4. Spirochetes

Spirochetes are defined by their unique morphology (Figure 23-45) and mode of movement. Some, such as Borrelia burgdorferi and Treponema palladum, are obligate pathogens and these were discussed in Chapter 18. Others are free-living and either anaerobic or facultative and these are the focus of this section.

Spirochetes cluster together phylogentically into a large order that is distantly related to other organisms. In contrast to many other microorganisms the cellular morphology of these microbes is a good marker for their phylogeny. They can be divided into three distinct families, the Spirochaetaceae consist of the genera Borrelia, Brevinema, Cristispira, Spirochaeta, Spironema, and Treponema. The second family is the Sperpulinaceae and contains the genus Brachyspira and the third family is the Leptospiraceae consiting of the species Leptonema and Leptospira.

Despite their overall cell wall structure being that of gram-negative bacteria, spirochetes have a unique cell morphology. The outer member is typical of gram-negative bacteria, but the arrangement of structures inside this membrane is unique to the spirochetes. Inside of the outer membrane is a helical cell body containing the peptidoglycan-cell membrane complex, the cytoplasm and the nuclear region (Figure 23-46). The helical body wraps around a central axis that is filled by proteinaceous filaments, which resemble flagella and are called axial filaments or endoflagella. In most spirochetes the two sets of endoflagella are inserted into opposite poles of the helical cell and they overlap in the middle.

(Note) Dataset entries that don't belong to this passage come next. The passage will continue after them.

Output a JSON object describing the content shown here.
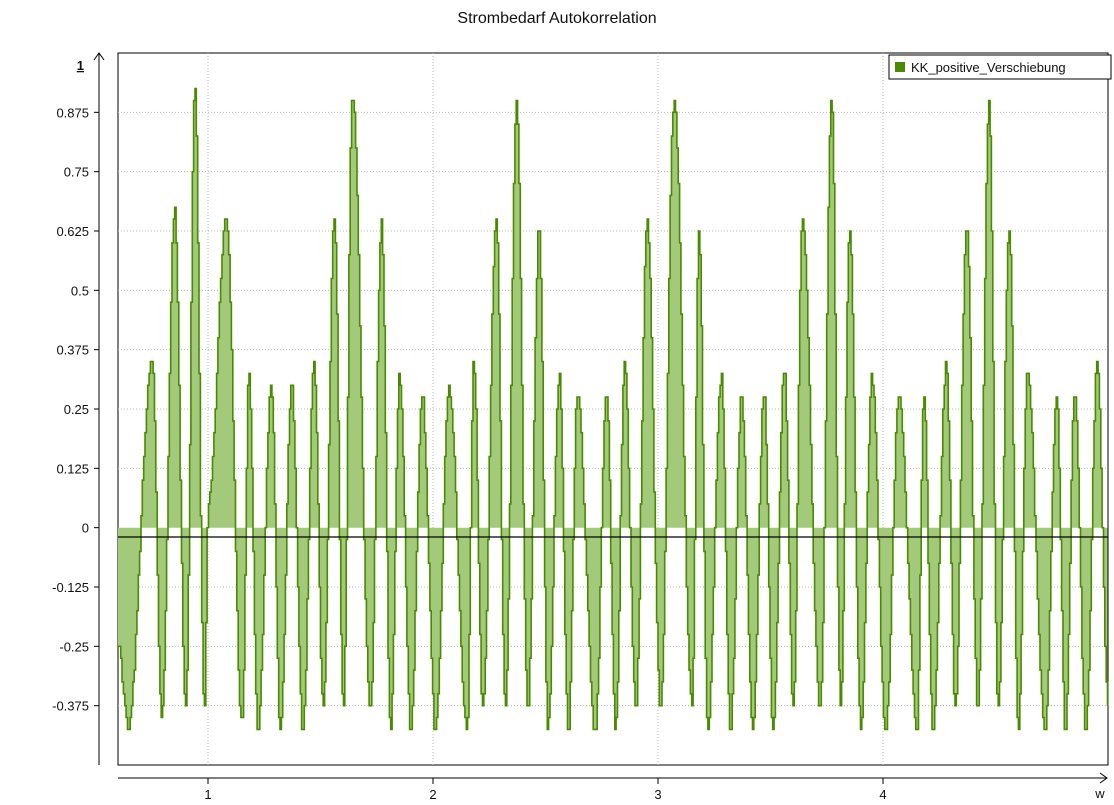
{
  "chart_data": {
    "type": "area",
    "title": "Strombedarf Autokorrelation",
    "xlabel": "w",
    "ylabel": "1",
    "xlim": [
      0.6,
      5.0
    ],
    "ylim": [
      -0.5,
      1.0
    ],
    "x_ticks": [
      "1",
      "2",
      "3",
      "4"
    ],
    "y_ticks": [
      "0.875",
      "0.75",
      "0.625",
      "0.5",
      "0.375",
      "0.25",
      "0.125",
      "0",
      "-0.125",
      "-0.25",
      "-0.375"
    ],
    "grid": true,
    "legend_position": "top-right",
    "series": [
      {
        "name": "KK_positive_Verschiebung",
        "color": "#4a8a00",
        "fill": "#a3c97a",
        "x": [
          0.6,
          0.643,
          0.75,
          0.793,
          0.85,
          0.9,
          0.94,
          0.982,
          1.0,
          1.08,
          1.15,
          1.18,
          1.22,
          1.28,
          1.32,
          1.37,
          1.42,
          1.47,
          1.51,
          1.56,
          1.6,
          1.64,
          1.72,
          1.77,
          1.81,
          1.85,
          1.9,
          1.95,
          2.01,
          2.07,
          2.15,
          2.18,
          2.22,
          2.28,
          2.32,
          2.37,
          2.42,
          2.47,
          2.51,
          2.56,
          2.6,
          2.64,
          2.72,
          2.77,
          2.81,
          2.85,
          2.9,
          2.95,
          3.01,
          3.07,
          3.15,
          3.18,
          3.22,
          3.28,
          3.32,
          3.37,
          3.42,
          3.47,
          3.51,
          3.56,
          3.6,
          3.64,
          3.72,
          3.77,
          3.81,
          3.85,
          3.9,
          3.95,
          4.01,
          4.07,
          4.15,
          4.18,
          4.22,
          4.28,
          4.32,
          4.37,
          4.42,
          4.47,
          4.51,
          4.56,
          4.6,
          4.64,
          4.72,
          4.77,
          4.81,
          4.85,
          4.9,
          4.95,
          5.0
        ],
        "y": [
          -0.25,
          -0.42,
          0.35,
          -0.4,
          0.67,
          -0.38,
          0.93,
          -0.38,
          0.05,
          0.65,
          -0.42,
          0.32,
          -0.43,
          0.3,
          -0.43,
          0.3,
          -0.43,
          0.35,
          -0.38,
          0.66,
          -0.38,
          0.92,
          -0.38,
          0.64,
          -0.42,
          0.32,
          -0.43,
          0.28,
          -0.43,
          0.29,
          -0.43,
          0.35,
          -0.38,
          0.66,
          -0.38,
          0.9,
          -0.38,
          0.63,
          -0.42,
          0.32,
          -0.43,
          0.28,
          -0.43,
          0.29,
          -0.43,
          0.34,
          -0.38,
          0.65,
          -0.38,
          0.9,
          -0.38,
          0.63,
          -0.42,
          0.32,
          -0.43,
          0.28,
          -0.43,
          0.29,
          -0.43,
          0.34,
          -0.38,
          0.64,
          -0.38,
          0.9,
          -0.38,
          0.63,
          -0.42,
          0.32,
          -0.43,
          0.28,
          -0.43,
          0.29,
          -0.43,
          0.34,
          -0.38,
          0.64,
          -0.38,
          0.9,
          -0.38,
          0.63,
          -0.42,
          0.32,
          -0.43,
          0.28,
          -0.43,
          0.29,
          -0.43,
          0.34,
          -0.38
        ]
      }
    ]
  }
}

Figure 23-46 diagram showing cell morphology and axial filament construction] FIG TYPE 1L

Spirochetes are common in a wide range of aqueous environments: both marine and freshwater, high and low salt, and low to high temperatures. In general, free-living spirochetes tend to be found in environments rich in decaying plant material, where they probably ferment sugars released by the action of other microbes. There is some evidence that they even form cooperative arrangements with cellulolytic bacteria. Spirochetes are not apparently widely distributed in the deep sea, though they have been successfully isolated from some samples. Most are mesophiles, but a few species are able to grow at thermophilic temperatures. For example,Spirochaeta thermophila and Spirochaeta caldaria, both from thermal springs, have optimum growth temperatures of 67 and 50 °C, respectively.

Fig 23-45 [A few photomicrographs of the spirochetes] PHOTOS TYPE 1P

Spirochetes have a limited metabolism and can only ferment a few types of organic molecules. They ferment carbohydrates to acetate, ethanol, CO₂, and H₂ as major end products. All spirochetes so far examined use the Embden-Meyerhoff-Parnas pathway to take glucose to pyruvate. Under anaerobic conditions this is converted to acetate and ethanol using common fermentative pathways. Interestingly, the facultative anaerobes in the group use both oxidative phosphorylation and substrate level phosphorylation in the presence of air and seem to be dependent on at least some fermentation. The TCA cycle has not been detected in these microbes, and it is unclear how they get their ATP by oxidative phosphorylation.

The motility of these microorganisms is also unique and has been studied since their original isolation. Most observations have been made in Spirochaeta aurantia and Borrelia burgdorferi but due to the similarity within the group, what has been learned probably applies to other spirochetes. There are two types of motion observed, the microbe spins about its helical axis and this causes it to corkscrew through the solution. This drilling motion enables the microbe to move through liquids 10 times more viscous than can be handled by flagellated bacteria such as E. coli and Pseudomonas. This type of motility may also explain how the pathogenic spirochetes are capable of penetrating nearly every tissue of the host during growth. The second type of motion is a flexing or twitching motion, which causes the microbe to change direction. In solution the bacteria swim in nearly straight lines and then stop and either reverse rotation to move in the opposite direction or flex to reorient themselves and to swim in a new direction.

A mechanism for this motility is proposed in Figure 23-47. In this model, motors at the ends of the microbe drive rotation of the endoflagella, such that spinning the endoflagella in one direction causes the rotation of the cell body in the opposite direction. When the flagella at one end is spinning clockwise and the flagella at the other end is spinning counter-clockwise, the cell body rotates and causes straight swimming. If both flagella spin in the same direction, the forces oppose each other and cause the microbe to flex.

Figure 23-47 : Motility mechanisms of the spirochetes] FIG TYPE 1L

Chemotaxis toward various carbohydrates has been observed in Spirochaeta aurantia, as has chemotaxis toward rabbit serum in Borrelia burgdorferi. B. burgdorferi will also move away from ethanol and butanol. The genome sequence for B. burgdorferi has genes reminiscent of those that encode the chemotaxis system of E. coli, so the signaling methods might be similar.